Et, sans attendre qu'ils me le permettent, je leur demandai si la fillette portait le nom de Nadra. Une lueur traversa alors les yeux de la jeune épouse qui se précipita de répondre que oui, mais qui me posa, en me regardant fixement dans les yeux, la question de savoir comment je l'avais deviné.
Esquissant un sourire dans lequel elle pouvait lire un mélange d'affection, de tristesse et de sincère renoncement, je lui répondis :
- Non rien, madame ! Peut-être vous aurais-je entendu l'appeler ainsi. Dieu protège de tous les maux votre fille ! Mais je me souvins en la tenant dans mes bras que j'avais, moi aussi, une petite fille de son âge que j'avais égarée dans le sud depuis des années et ne lui avais plus retrouvé de trace. Et, pour une bonne cause dont il a seul le secret, Dieu ne m'a plus donné d'enfants, après elle.

*****

Sentant des larmes me monter aux yeux, je me tournai pour que le couple n'en voie rien. Mais ma femme qui vint à ma rencontre et qui venait d'entendre ce que j'avais dit, s'empara nerveusement de mon bras comme si elle venait de reprendre un bien à un étranger, m'emmena loin d'eux et commença à s'en prendre à moi presque en chuchotant :
- Ainsi donc nous avons une fillette que nous avons perdue ! Espèce de traitre au regard égaré, espèce de coureur de jupons… Rentrons de suite à la maison et tu verras… Si j'étais à la place de l'homme je t'aurais égorgé sur le champ. Crois-tu que les gens sont des idiots ? Crois-tu que personne n'avait remarqué que tu t'agrippais aux mains de la femme et que tes yeux manquaient d'avaler ses seins ? Je noircirais ta vie… Tu fais le bien pour tomber tout de suite dans le péché ? Si tu avais accepté l'argent, c'aurait été moins grave …
J'entendais bien le bavardage de ma femme qui tempêtait contre moi mais n'en percevais presque rien. J'étais loin, très loin, comme totalement absent. Le cœur serré, je suivais des yeux la Mercedes qui, emportant le vieillard et sa jeune épouse, nous dépassait pour se lancer à la poursuite de la voiture de la protection civile.

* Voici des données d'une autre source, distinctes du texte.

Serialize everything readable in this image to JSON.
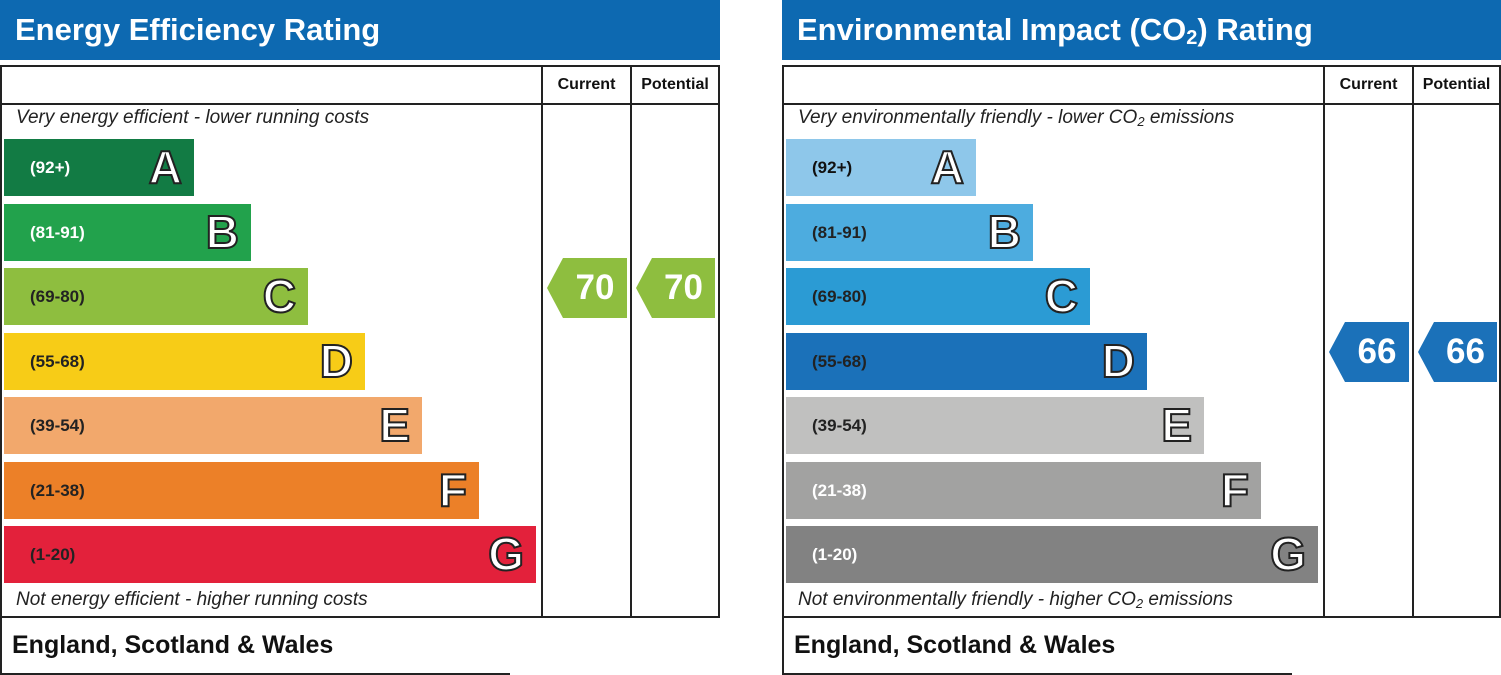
{
  "chart_data": [
    {
      "type": "bar",
      "title": "Energy Efficiency Rating",
      "columns": [
        "Current",
        "Potential"
      ],
      "top_caption": "Very energy efficient - lower running costs",
      "bottom_caption": "Not energy efficient - higher running costs",
      "bands": [
        {
          "letter": "A",
          "range": "(92+)",
          "color": "#127b44",
          "text_color": "#ffffff"
        },
        {
          "letter": "B",
          "range": "(81-91)",
          "color": "#22a24c",
          "text_color": "#ffffff"
        },
        {
          "letter": "C",
          "range": "(69-80)",
          "color": "#8ebe3f",
          "text_color": "#222222"
        },
        {
          "letter": "D",
          "range": "(55-68)",
          "color": "#f7cc17",
          "text_color": "#222222"
        },
        {
          "letter": "E",
          "range": "(39-54)",
          "color": "#f2a86c",
          "text_color": "#222222"
        },
        {
          "letter": "F",
          "range": "(21-38)",
          "color": "#ec8028",
          "text_color": "#222222"
        },
        {
          "letter": "G",
          "range": "(1-20)",
          "color": "#e3213b",
          "text_color": "#222222"
        }
      ],
      "current": {
        "value": 70,
        "band": "C",
        "color": "#8ebe3f"
      },
      "potential": {
        "value": 70,
        "band": "C",
        "color": "#8ebe3f"
      },
      "footer": "England, Scotland & Wales"
    },
    {
      "type": "bar",
      "title_parts": [
        "Environmental Impact (CO",
        "2",
        ") Rating"
      ],
      "columns": [
        "Current",
        "Potential"
      ],
      "top_caption_parts": [
        "Very environmentally friendly - lower CO",
        "2",
        " emissions"
      ],
      "bottom_caption_parts": [
        "Not environmentally friendly - higher CO",
        "2",
        " emissions"
      ],
      "bands": [
        {
          "letter": "A",
          "range": "(92+)",
          "color": "#8ec7ea",
          "text_color": "#111111"
        },
        {
          "letter": "B",
          "range": "(81-91)",
          "color": "#4dacdf",
          "text_color": "#222222"
        },
        {
          "letter": "C",
          "range": "(69-80)",
          "color": "#2b9bd4",
          "text_color": "#222222"
        },
        {
          "letter": "D",
          "range": "(55-68)",
          "color": "#1b71b9",
          "text_color": "#222222"
        },
        {
          "letter": "E",
          "range": "(39-54)",
          "color": "#c0c0bf",
          "text_color": "#222222"
        },
        {
          "letter": "F",
          "range": "(21-38)",
          "color": "#a2a2a1",
          "text_color": "#ffffff"
        },
        {
          "letter": "G",
          "range": "(1-20)",
          "color": "#828282",
          "text_color": "#ffffff"
        }
      ],
      "current": {
        "value": 66,
        "band": "D",
        "color": "#1b71b9"
      },
      "potential": {
        "value": 66,
        "band": "D",
        "color": "#1b71b9"
      },
      "footer": "England, Scotland & Wales"
    }
  ]
}
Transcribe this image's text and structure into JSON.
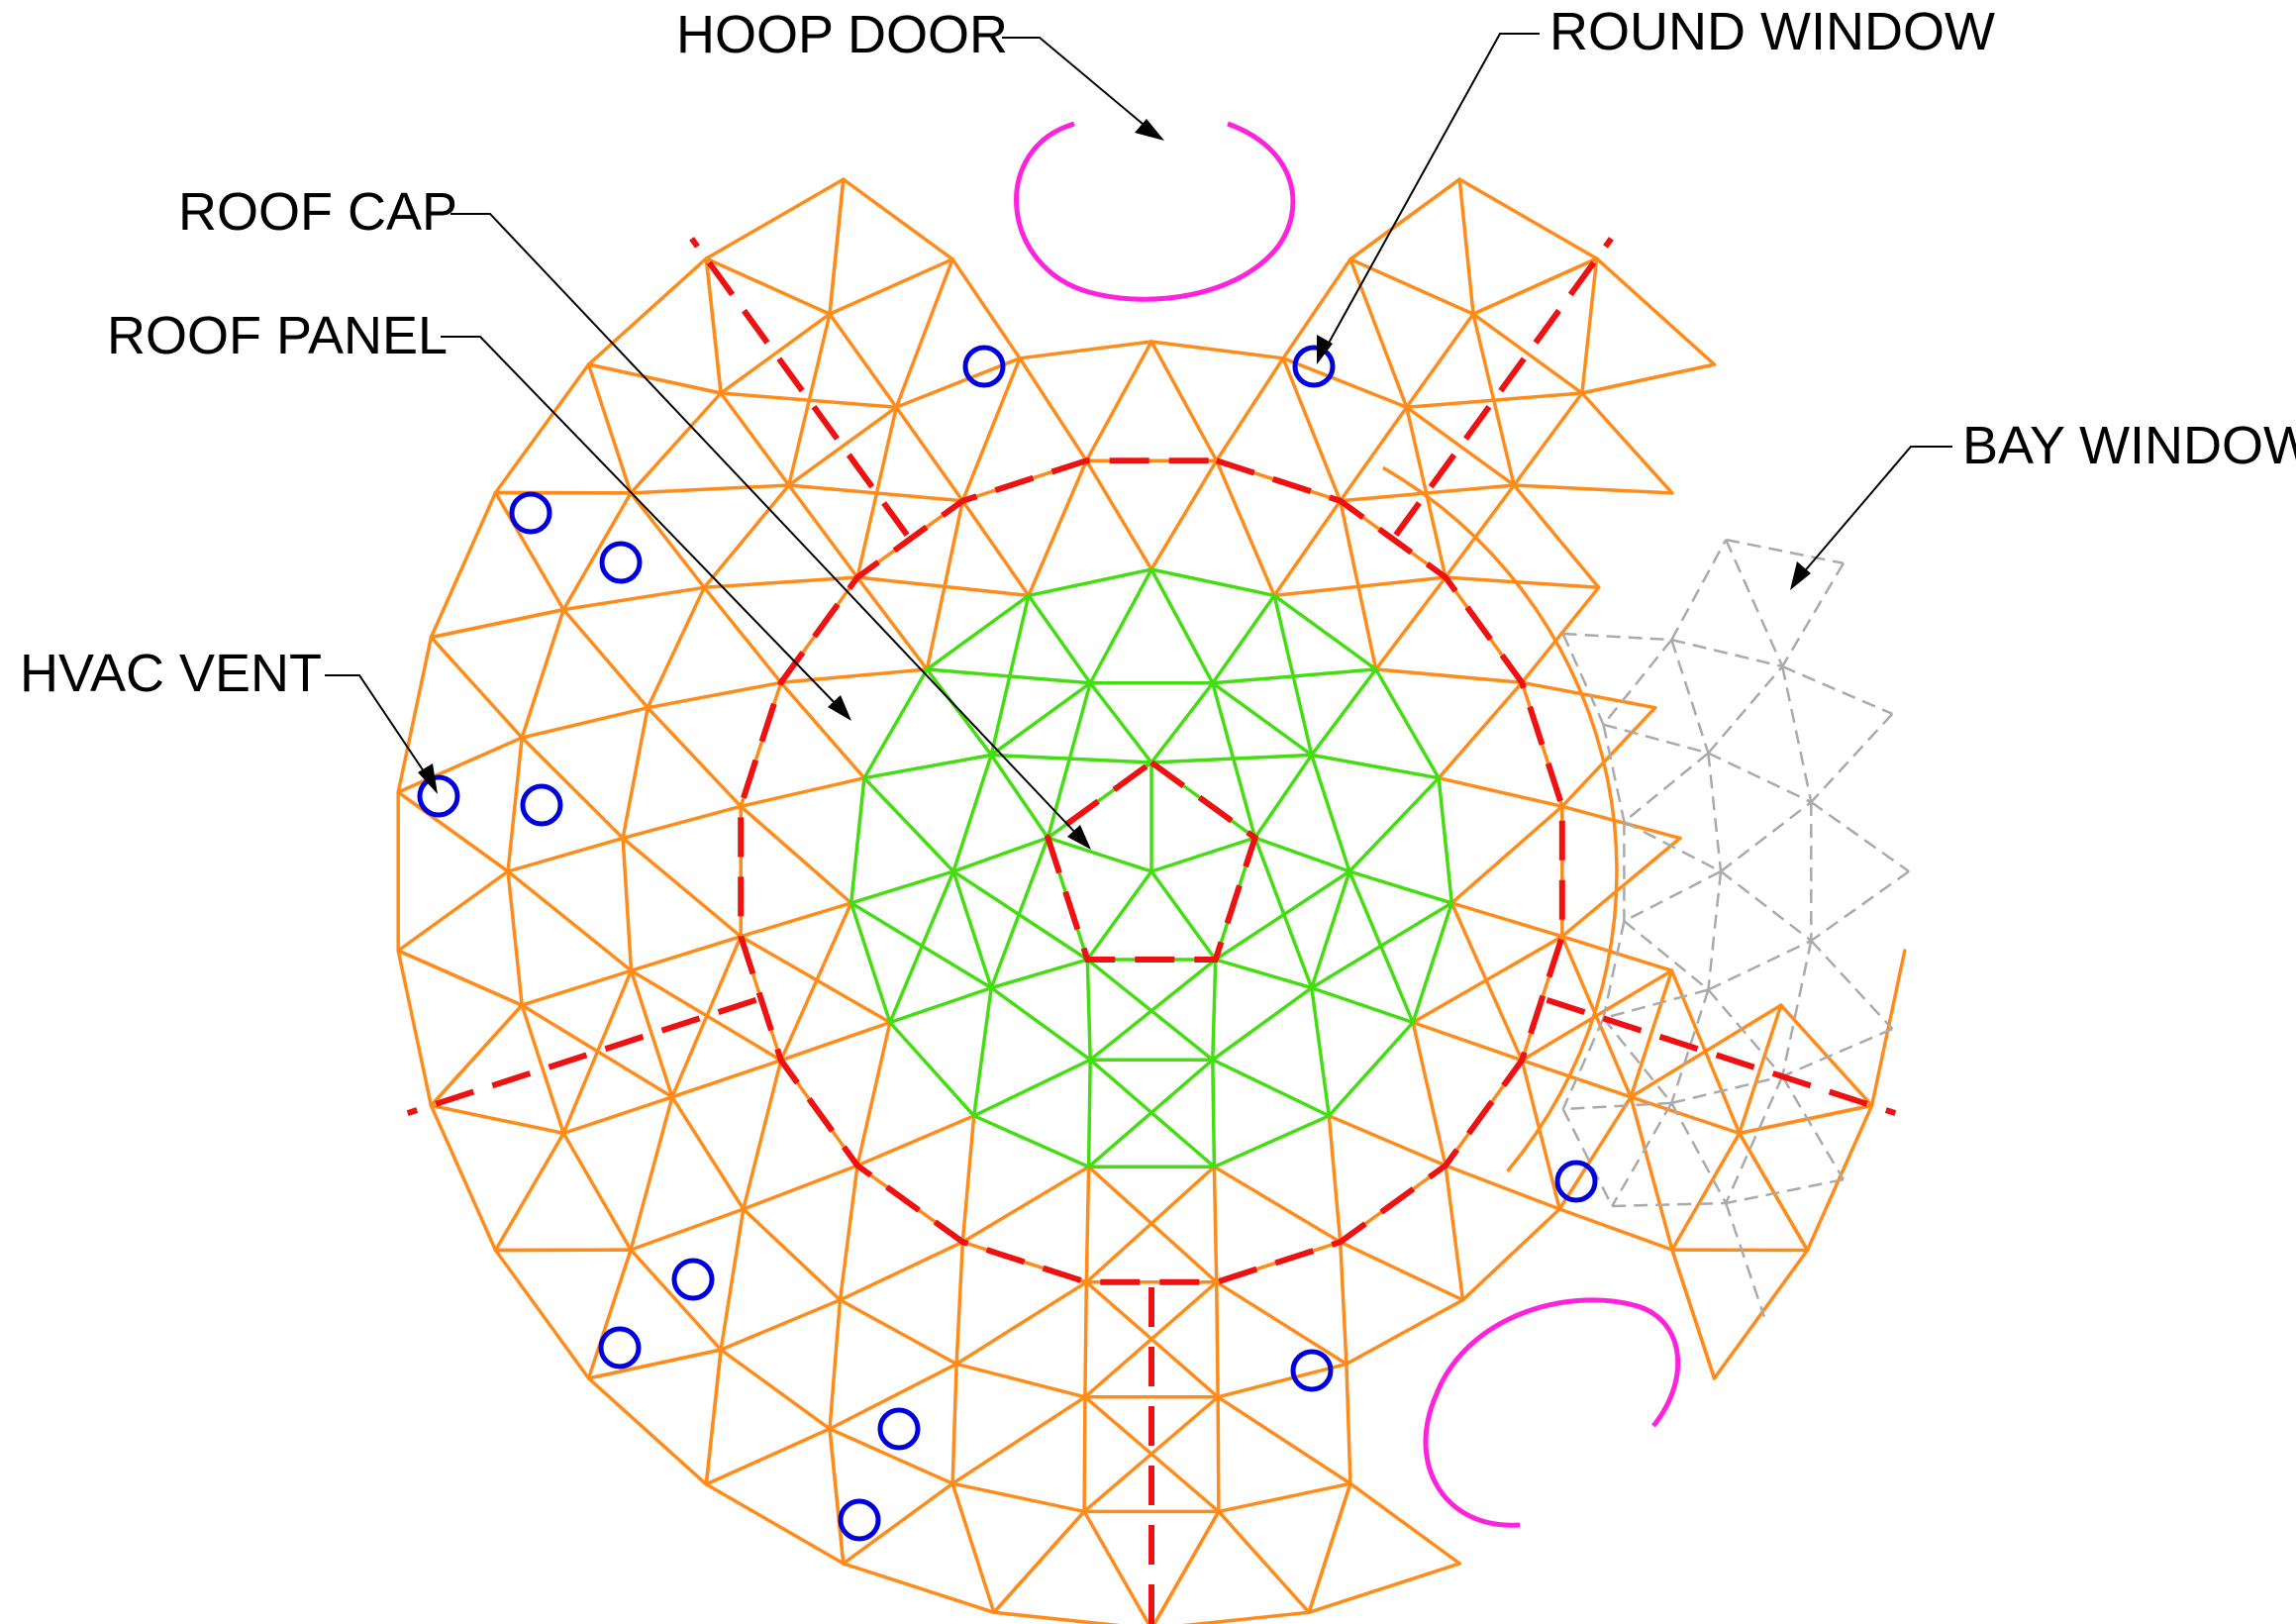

Comment faire le deuil d'une enfant de mes entrailles qui à peine retrouvée et sauvée d'une mort certaine, venait de m'être enlevée par une ambulance qui l'emportait là où je n'avais plus que le choix de l'oublier à nouveau ?

Le Haikuteur – Rafraf

Nadra : nom propre qu'on pourrait traduire par l'adjectif "rare".